The abundance of choice makes us try to speed this up and anticipate a quick connection with someone we don’t know at all, and we mistake this instantaneous chemistry for compatibility.

Chemistry or love, at first sight, is a horrible predictor of long-term compatibility and love.

It’s shows nothing about relationship compatibilities such as life goals, attachment styles, love languages, how someone deals with conflict, communication styles, and more.

The quick and more culture is leading us to less satisfaction and more failure in dating.

Here is why more choice is not better:


The more options we have, the more likely we are to be disappointed in our choices.

You never feel that you made the best decision, and you often wonder what better options you might have missed.

This causes dissatisfaction because of comparison and expectations that are infatuated.

It also leads to less willingness to invest the effort that a relationship requires as it can seem easier to jump to the next option, where we likely repeat the same patterns and end up in the same place.


Too much choice can cause anxiety for some.

The constant pressure to make decisions and decide based on lack of information and limited data causes anxiety.

The burden of too much choice can also make us overthink and doubt our decisions leading to further anxiety.


An excessive choice, such as dating apps, causes dehumanization as we no longer see people face-to-face and their emotional reactions.

Empathy is switched off, and we treat each other as disposable without any concern for the impact on the other.

We have become so accustomed to the abundance of choice.  

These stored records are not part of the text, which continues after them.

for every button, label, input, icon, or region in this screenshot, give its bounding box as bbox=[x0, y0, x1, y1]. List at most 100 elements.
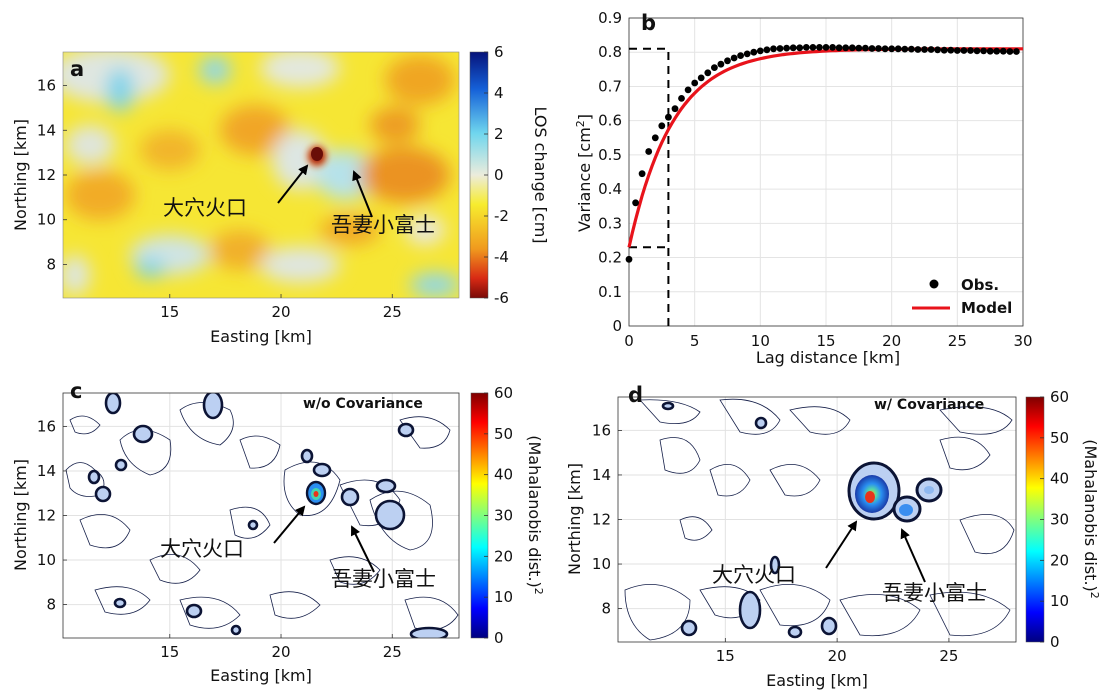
obs-point bbox=[842, 44, 850, 52]
obs-point bbox=[704, 69, 712, 77]
obs-point bbox=[999, 47, 1007, 55]
obs-point bbox=[809, 44, 817, 51]
colorbar-tick-label: 30 bbox=[1050, 511, 1069, 529]
legend-model-label: Model bbox=[961, 299, 1012, 317]
colorbar-tick-label: 60 bbox=[1050, 388, 1069, 406]
axes-b: 0 5 10 15 20 25 30 0 0.1 0.2 0.3 0.4 0.5 0.6 0.7 0.8 0.9 bbox=[598, 9, 1032, 350]
y-tick-label: 10 bbox=[592, 555, 611, 573]
colorbar-tick-label: 0 bbox=[1050, 633, 1060, 651]
fuji-label-d: 吾妻小富士 bbox=[882, 581, 987, 605]
los-colorbar-label: LOS change [cm] bbox=[531, 106, 550, 243]
y-tick-label: 0.9 bbox=[598, 9, 622, 27]
y-tick-label: 16 bbox=[37, 417, 56, 435]
easting-label-a: Easting [km] bbox=[210, 327, 312, 346]
obs-point bbox=[684, 86, 692, 94]
colorbar-tick-label: -4 bbox=[494, 248, 509, 266]
x-tick-label: 25 bbox=[383, 303, 402, 321]
obs-point bbox=[645, 148, 653, 155]
annotation-fuji-c: 吾妻小富士 bbox=[331, 525, 436, 591]
lag-label: Lag distance [km] bbox=[756, 348, 900, 367]
obs-point bbox=[953, 47, 961, 54]
y-tick-label: 10 bbox=[37, 551, 56, 569]
x-tick-label: 30 bbox=[1013, 332, 1032, 350]
panel-label-b: b bbox=[641, 11, 656, 35]
y-tick-label: 8 bbox=[601, 600, 611, 618]
obs-point bbox=[1013, 48, 1020, 55]
y-tick-label: 12 bbox=[37, 507, 56, 525]
obs-point bbox=[671, 105, 679, 113]
y-tick-label: 0.4 bbox=[598, 180, 622, 198]
colorbar-tick-label: 30 bbox=[494, 507, 513, 525]
obs-point bbox=[888, 45, 896, 53]
y-tick-label: 0.5 bbox=[598, 146, 622, 164]
y-tick-label: 10 bbox=[37, 211, 56, 229]
easting-label-c: Easting [km] bbox=[210, 666, 312, 685]
mahalanobis-map-c bbox=[65, 393, 459, 638]
x-tick-label: 25 bbox=[948, 332, 967, 350]
obs-point bbox=[737, 52, 744, 59]
obs-point bbox=[835, 44, 843, 52]
colorbar-ticks-d: 60 50 40 30 20 10 0 bbox=[1040, 388, 1069, 651]
obs-point bbox=[848, 44, 856, 52]
obs-point bbox=[894, 45, 902, 53]
x-tick-label: 20 bbox=[271, 643, 290, 661]
panel-d: 15 20 25 8 10 12 14 16 d w/ Covariance 大穴火口 吾妻小… bbox=[565, 383, 1101, 690]
obs-point bbox=[783, 44, 790, 52]
obs-point bbox=[829, 44, 836, 51]
obs-point bbox=[651, 134, 659, 142]
obs-point bbox=[901, 45, 909, 53]
obs-point bbox=[973, 47, 981, 55]
obs-point bbox=[881, 45, 889, 53]
obs-point bbox=[665, 113, 672, 121]
obs-point bbox=[986, 47, 994, 55]
crater-label-a: 大穴火口 bbox=[163, 196, 247, 220]
annotation-fuji-d: 吾妻小富士 bbox=[882, 528, 987, 605]
y-tick-label: 14 bbox=[37, 462, 56, 480]
easting-label-d: Easting [km] bbox=[766, 671, 868, 690]
fuji-label-a: 吾妻小富士 bbox=[331, 213, 436, 237]
obs-point bbox=[868, 45, 876, 52]
y-tick-label: 12 bbox=[592, 511, 611, 529]
crater-label-d: 大穴火口 bbox=[712, 563, 796, 587]
colorbar-ticks-c: 60 50 40 30 20 10 0 bbox=[484, 384, 513, 647]
obs-point bbox=[658, 122, 666, 130]
obs-point bbox=[993, 47, 1001, 55]
colorbar-tick-label: -2 bbox=[494, 207, 509, 225]
x-tick-label: 20 bbox=[882, 332, 901, 350]
obs-point bbox=[638, 170, 646, 178]
x-tick-label: 5 bbox=[690, 332, 700, 350]
y-tick-label: 0.6 bbox=[598, 112, 622, 130]
hotspot-d bbox=[847, 461, 943, 523]
legend-obs-marker bbox=[929, 279, 939, 289]
fuji-label-c: 吾妻小富士 bbox=[331, 567, 436, 591]
y-tick-label: 0.7 bbox=[598, 77, 622, 95]
obs-point bbox=[960, 47, 968, 54]
obs-point bbox=[914, 46, 922, 53]
x-tick-label: 25 bbox=[383, 643, 402, 661]
obs-point bbox=[908, 45, 915, 53]
y-tick-label: 0.8 bbox=[598, 43, 622, 61]
legend-b: Obs. Model bbox=[912, 276, 1012, 317]
x-tick-label: 20 bbox=[271, 303, 290, 321]
x-tick-label: 15 bbox=[716, 647, 735, 665]
x-tick-label: 0 bbox=[624, 332, 634, 350]
colorbar-tick-label: 50 bbox=[1050, 429, 1069, 447]
obs-point bbox=[756, 47, 764, 55]
y-tick-label: 8 bbox=[46, 255, 56, 273]
colorbar-tick-label: 40 bbox=[1050, 470, 1069, 488]
obs-point bbox=[980, 47, 987, 55]
y-tick-label: 16 bbox=[37, 77, 56, 95]
obs-point bbox=[802, 44, 810, 51]
y-tick-label: 14 bbox=[37, 121, 56, 139]
y-tick-label: 12 bbox=[37, 166, 56, 184]
y-tick-label: 0.2 bbox=[598, 249, 622, 267]
obs-point bbox=[967, 47, 974, 54]
northing-label-c: Northing [km] bbox=[11, 459, 30, 571]
obs-point bbox=[678, 95, 685, 102]
obs-point bbox=[697, 74, 705, 82]
obs-point bbox=[691, 79, 699, 87]
obs-point bbox=[921, 46, 928, 53]
colorbar-tick-label: 2 bbox=[494, 125, 504, 143]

Today’s dating culture has created a slow decline in empathy and increased dehumanizing behavior.

We date multiple people at the same time with no regard for the impact on others.

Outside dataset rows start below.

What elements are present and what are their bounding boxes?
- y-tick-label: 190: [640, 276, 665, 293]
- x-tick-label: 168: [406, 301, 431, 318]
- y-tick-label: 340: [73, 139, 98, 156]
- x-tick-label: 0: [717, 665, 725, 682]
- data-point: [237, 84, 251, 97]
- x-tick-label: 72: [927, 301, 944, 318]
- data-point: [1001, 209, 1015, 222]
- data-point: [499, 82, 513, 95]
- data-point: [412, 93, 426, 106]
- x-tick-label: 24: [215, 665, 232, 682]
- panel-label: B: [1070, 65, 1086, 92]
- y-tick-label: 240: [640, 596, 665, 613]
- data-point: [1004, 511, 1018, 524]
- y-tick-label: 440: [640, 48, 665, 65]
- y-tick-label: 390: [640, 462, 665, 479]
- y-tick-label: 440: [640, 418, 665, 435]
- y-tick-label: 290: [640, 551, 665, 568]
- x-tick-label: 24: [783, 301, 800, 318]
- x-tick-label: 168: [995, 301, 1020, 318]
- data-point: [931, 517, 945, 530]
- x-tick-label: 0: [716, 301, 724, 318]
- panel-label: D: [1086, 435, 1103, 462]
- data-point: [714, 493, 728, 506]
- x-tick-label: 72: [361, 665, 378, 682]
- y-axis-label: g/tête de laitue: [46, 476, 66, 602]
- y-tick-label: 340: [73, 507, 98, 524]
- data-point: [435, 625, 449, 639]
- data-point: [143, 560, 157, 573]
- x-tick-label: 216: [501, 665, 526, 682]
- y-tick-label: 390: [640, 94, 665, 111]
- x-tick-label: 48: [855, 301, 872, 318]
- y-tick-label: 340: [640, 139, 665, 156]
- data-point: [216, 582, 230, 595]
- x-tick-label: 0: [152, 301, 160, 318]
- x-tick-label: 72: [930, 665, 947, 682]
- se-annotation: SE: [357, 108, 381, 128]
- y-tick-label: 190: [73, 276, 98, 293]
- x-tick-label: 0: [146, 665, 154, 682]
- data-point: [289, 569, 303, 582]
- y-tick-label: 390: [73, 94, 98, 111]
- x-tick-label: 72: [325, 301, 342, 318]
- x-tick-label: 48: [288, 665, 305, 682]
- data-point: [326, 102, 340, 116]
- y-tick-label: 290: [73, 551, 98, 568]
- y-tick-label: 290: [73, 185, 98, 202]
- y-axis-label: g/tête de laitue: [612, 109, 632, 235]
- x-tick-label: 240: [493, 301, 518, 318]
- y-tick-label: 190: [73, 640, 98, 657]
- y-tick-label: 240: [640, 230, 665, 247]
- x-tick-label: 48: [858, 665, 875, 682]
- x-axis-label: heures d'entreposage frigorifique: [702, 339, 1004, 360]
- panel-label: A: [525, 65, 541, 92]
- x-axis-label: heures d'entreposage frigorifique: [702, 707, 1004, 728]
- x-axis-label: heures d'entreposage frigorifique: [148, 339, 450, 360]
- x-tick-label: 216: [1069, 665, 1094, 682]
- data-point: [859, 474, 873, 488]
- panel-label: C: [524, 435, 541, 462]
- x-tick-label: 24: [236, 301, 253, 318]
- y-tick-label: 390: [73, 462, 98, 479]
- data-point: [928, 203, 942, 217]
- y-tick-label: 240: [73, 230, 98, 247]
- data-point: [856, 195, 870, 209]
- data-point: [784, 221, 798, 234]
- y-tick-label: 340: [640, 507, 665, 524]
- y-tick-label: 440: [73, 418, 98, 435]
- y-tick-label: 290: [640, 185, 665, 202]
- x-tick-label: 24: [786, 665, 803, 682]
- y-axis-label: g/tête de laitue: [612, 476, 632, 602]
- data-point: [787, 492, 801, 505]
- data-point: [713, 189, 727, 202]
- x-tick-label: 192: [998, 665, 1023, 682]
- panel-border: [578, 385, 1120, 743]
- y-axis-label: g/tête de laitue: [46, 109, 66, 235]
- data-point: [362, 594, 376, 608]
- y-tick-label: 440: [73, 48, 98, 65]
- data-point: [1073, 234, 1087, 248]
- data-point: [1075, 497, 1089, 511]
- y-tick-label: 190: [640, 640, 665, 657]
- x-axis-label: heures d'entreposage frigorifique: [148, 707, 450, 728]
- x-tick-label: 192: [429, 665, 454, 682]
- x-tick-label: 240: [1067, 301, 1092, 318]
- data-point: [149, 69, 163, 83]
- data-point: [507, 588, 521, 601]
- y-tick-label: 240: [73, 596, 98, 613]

Not to mention that it makes it harder to open up and create a real connection when you know others are checking out other options, and you might get dumped with a text message.

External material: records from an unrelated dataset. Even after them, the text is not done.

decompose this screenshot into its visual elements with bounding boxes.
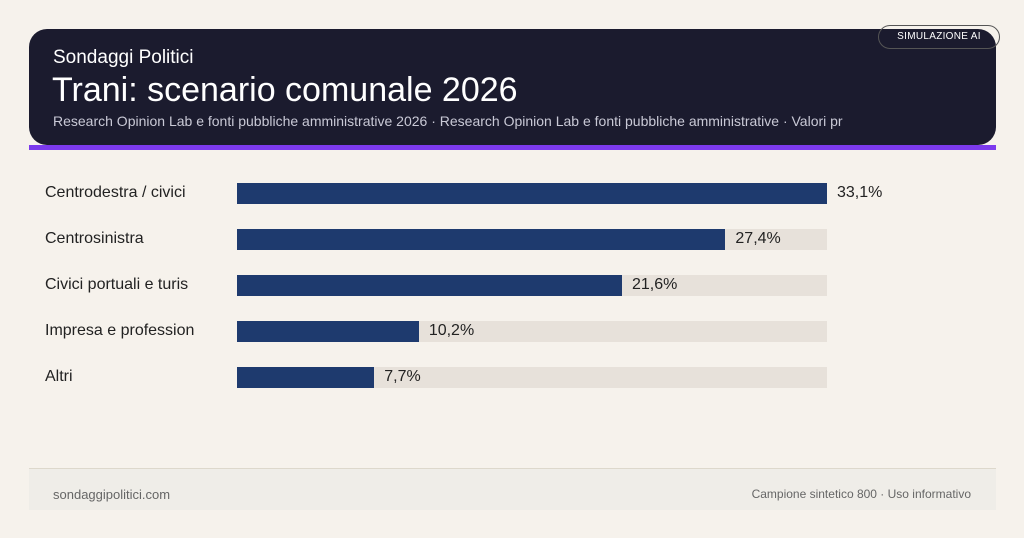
category-label: Centrodestra / civici xyxy=(45,184,186,201)
bar xyxy=(237,321,419,342)
simulation-badge: SIMULAZIONE AI xyxy=(878,25,1000,49)
header-panel: Sondaggi Politici Trani: scenario comuna… xyxy=(29,29,996,145)
bar-track xyxy=(237,321,827,342)
page-title: Trani: scenario comunale 2026 xyxy=(52,71,518,109)
value-label: 33,1% xyxy=(837,184,883,201)
bar xyxy=(237,229,726,250)
footer-site: sondaggipolitici.com xyxy=(53,487,171,502)
chart-row: Impresa e profession 10,2% xyxy=(0,321,1024,343)
bar-track xyxy=(237,275,827,296)
category-label: Altri xyxy=(45,368,73,385)
category-label: Civici portuali e turis xyxy=(45,276,189,293)
chart-row: Centrosinistra 27,4% xyxy=(0,229,1024,251)
bar xyxy=(237,183,827,204)
value-label: 27,4% xyxy=(735,230,781,247)
bar-track xyxy=(237,229,827,250)
category-label: Impresa e profession xyxy=(45,322,195,339)
brand-name: Sondaggi Politici xyxy=(53,47,194,68)
value-label: 21,6% xyxy=(632,276,678,293)
accent-bar xyxy=(29,145,996,150)
category-label: Centrosinistra xyxy=(45,230,144,247)
footer-note: Campione sintetico 800 · Uso informativo xyxy=(751,487,971,501)
chart-row: Civici portuali e turis 21,6% xyxy=(0,275,1024,297)
bar xyxy=(237,275,622,296)
bar-track xyxy=(237,183,827,204)
bar-track xyxy=(237,367,827,388)
bar xyxy=(237,367,375,388)
chart-row: Altri 7,7% xyxy=(0,367,1024,389)
value-label: 10,2% xyxy=(428,322,475,339)
footer: sondaggipolitici.com Campione sintetico … xyxy=(29,468,996,510)
value-label: 7,7% xyxy=(384,368,421,385)
source-subtitle: Research Opinion Lab e fonti pubbliche a… xyxy=(53,113,843,129)
chart-row: Centrodestra / civici 33,1% xyxy=(0,183,1024,205)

Both empathy and connection suffer from this.

The solution is what I call “one story at a time.”

Get to know one person, and then if it does not work out, go date someone else but give each other some time to get to know each other without the distraction of other options.

You will find more intimacy, safety, and empathy, and we sorely need that in both our dating lives and humanity.

Expectations impact satisfaction and romanization create an expectation that love should not take effort.

It should be effortless, and we fall in love and live happily ever after.

This is based on a fantasy that continues to cause pain and destruction in our dating lives and relationships.  

What people refer to as chemistry, love at first sight, etc., is chemical drug addiction.

It is the same as taking a drug, and as good as it might feel, it, like any drug, will not last, and it’s an obsession, and while in this state, you do not see who the other person is.

You see an idealized version that your mind carefully constructs based on stories you tell yourself.

Getting to know a person takes time.

I know we want to rush, but there are no shortcuts to love.

Love is safety/trust, vulnerability, acceptance, support, and all these take time and effort and are not quick.

They require a complex set of social and emotional skills.

Navigating romantic relationships is one of the most challenging tasks we will ever face.

Yes, we have been made to believe it should just work out automatically if we feel the “chemistry.”

Two people with different backgrounds, expectations, attachment styles, love languages, needs, boundaries, and goals are bound to misunderstand each other and have conflict and disagreements.

This is natural, and if you had been given the skills to navigate this, these moments are opportunities for more connection.

Instead, they often cause relationships to fall apart because we don’t know how to navigate them.

Before we date anyone else and involve other people, we should focus on ourselves and gain self-awareness.

That is an essential skill to relate well with others.

No one can read your mind, so if you don’t know your expectations, needs, boundaries, triggers, love language, and goals, you will be unlikely to get what you want from a relationship.

Relationships are not meant to be easy, and more choice does not equal more satisfaction.